A HANGING MANHORSE MYSTERY - Neddy and Harold are two "manhorses"
(two guys in one horse costume) who must each hang from
two gymnastics rings for as long as possible. What one
man can hold up himself, his "rear end" and a heavy
cloth horse costume the longest? Harold is a hand or two
taller than Neddy, but he could also be stronger...so I
place my first horse bet in years and bet on Harold.
When BETTING ENDS, Neddy starts...and hangs on for 19
seconds. Now it's Harold's turn to win, place and show
what he (or they) has (or have). He hangs...and
hangs...and beats Neddy EASY! In fact, long after he's
declared the winner, he drops (36 seconds for those
scoring at home...or even if you're by yourselves).

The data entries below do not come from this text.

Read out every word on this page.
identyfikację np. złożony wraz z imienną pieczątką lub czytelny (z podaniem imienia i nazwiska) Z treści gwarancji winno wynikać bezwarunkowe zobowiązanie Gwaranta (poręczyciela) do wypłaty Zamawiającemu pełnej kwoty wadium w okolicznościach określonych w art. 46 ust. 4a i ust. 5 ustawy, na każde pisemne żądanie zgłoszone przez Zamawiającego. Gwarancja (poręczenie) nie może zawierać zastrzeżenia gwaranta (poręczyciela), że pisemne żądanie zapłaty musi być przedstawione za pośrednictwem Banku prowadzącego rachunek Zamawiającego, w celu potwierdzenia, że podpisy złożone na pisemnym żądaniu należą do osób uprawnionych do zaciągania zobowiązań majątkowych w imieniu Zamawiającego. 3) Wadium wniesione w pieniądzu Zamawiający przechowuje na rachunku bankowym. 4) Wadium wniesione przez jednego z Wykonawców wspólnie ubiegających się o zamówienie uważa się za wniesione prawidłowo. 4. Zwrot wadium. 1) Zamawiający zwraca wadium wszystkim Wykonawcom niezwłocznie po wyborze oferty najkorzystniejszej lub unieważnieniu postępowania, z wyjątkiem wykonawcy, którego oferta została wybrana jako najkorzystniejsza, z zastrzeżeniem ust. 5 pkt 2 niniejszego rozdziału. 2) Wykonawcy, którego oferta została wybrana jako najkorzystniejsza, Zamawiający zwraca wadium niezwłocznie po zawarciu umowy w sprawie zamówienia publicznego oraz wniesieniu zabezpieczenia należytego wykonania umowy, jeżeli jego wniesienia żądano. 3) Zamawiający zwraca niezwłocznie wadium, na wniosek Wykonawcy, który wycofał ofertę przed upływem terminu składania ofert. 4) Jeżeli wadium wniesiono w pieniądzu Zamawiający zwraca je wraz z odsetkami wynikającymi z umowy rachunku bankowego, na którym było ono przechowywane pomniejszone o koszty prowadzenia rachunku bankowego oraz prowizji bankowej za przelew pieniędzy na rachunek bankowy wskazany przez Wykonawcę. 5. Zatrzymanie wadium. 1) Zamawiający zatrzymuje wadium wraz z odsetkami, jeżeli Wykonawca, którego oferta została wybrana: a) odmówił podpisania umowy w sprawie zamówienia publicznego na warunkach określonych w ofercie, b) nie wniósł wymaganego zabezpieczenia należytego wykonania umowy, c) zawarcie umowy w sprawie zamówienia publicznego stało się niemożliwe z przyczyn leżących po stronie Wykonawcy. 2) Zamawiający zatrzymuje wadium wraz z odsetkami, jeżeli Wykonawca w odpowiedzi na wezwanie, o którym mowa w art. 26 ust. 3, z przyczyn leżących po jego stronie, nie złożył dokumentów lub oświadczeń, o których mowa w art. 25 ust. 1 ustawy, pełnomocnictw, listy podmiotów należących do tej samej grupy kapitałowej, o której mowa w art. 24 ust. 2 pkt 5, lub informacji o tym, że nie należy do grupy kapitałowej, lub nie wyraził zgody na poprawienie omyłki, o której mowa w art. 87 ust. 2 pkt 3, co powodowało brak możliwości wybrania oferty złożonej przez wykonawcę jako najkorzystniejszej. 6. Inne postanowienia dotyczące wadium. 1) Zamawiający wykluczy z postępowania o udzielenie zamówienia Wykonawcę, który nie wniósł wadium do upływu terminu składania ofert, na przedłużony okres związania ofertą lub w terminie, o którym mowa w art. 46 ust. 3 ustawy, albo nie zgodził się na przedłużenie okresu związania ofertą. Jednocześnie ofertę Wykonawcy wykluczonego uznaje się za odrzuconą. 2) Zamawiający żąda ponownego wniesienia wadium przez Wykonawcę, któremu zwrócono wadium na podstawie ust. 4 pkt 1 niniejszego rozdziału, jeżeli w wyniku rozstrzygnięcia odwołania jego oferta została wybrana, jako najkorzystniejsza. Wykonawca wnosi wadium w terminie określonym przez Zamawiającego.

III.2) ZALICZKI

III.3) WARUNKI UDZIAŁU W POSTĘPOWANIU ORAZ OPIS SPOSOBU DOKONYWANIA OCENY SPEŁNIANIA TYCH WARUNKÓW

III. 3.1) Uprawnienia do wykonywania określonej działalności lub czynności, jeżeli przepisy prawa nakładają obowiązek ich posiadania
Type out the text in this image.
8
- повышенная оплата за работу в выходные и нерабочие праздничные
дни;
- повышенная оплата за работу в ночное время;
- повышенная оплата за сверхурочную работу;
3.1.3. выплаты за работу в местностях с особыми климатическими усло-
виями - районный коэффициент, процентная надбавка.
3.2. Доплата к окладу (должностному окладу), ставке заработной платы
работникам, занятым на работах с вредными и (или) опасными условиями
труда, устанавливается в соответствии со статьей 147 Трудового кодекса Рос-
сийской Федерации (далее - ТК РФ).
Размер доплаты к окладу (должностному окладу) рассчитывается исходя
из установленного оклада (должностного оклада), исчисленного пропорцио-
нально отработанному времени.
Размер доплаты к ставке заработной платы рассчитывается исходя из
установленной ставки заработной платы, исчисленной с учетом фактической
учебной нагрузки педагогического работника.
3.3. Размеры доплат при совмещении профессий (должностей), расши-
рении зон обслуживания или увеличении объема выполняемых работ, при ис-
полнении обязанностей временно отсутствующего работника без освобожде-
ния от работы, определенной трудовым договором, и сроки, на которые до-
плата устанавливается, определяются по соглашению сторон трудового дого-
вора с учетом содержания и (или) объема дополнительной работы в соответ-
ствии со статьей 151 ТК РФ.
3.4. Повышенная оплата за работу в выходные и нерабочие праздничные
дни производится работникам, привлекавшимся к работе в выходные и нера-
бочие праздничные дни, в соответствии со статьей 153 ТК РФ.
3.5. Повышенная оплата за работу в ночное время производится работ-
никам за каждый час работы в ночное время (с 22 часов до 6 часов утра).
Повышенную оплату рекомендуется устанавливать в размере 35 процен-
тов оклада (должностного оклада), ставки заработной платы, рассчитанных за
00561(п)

SQUIRREL FISHING - Two scientists hide in a tree and use
a fishing pole and a nut to try to lift a squirrel off
the ground. Which squirrel will be pondering whether the
law of gravity was repealed for a few seconds? Will it
be A) Vangelis or B) Marzipan? Oy...flip a coin and
say...Vangelis. BETTING ENDS...and the fishing begins.
Both come close to becoming a flying squirrel for a
second, but it's Vangelis who gets yanked up from being
on two legs and launched about six feet. I'm 4-for-7
THE BATTLE OF THE DISHONOURABLE MOTOR CAR CELEBRTIY
BANDITS - "50 Cent" and "Eminem", two real car thieves
(who obviously can't have their identities shown since
the cops would find out and arrest the producers), must
find a car and steal it without being noticed by anyone
(but the camera crew, of course). Will the younger "50
Cent" do it faster or will the older "Eminem"? I think
the cops should beat them BOTH to the punch...but I went
with wisdom over youth and say "Eminem". BETTING ENDS!
They both find cars at the same time and "Eminem" uses a
"slim jim" for his shady entry. (Get it? Slim? Shady?
Eminem?) "50 Cent" then proves his money's worth by
getting in (and either the film is reversed or they're
in England because both steering wheels are on the right
side of the car). Anyway, the winner is the one who
hotwires the car and drives away with it. It takes some
time, but "Eminem" hauls ass...and I "Lose My Mind"
because I'm 5-and-3, my best...Banzai outing...EVER!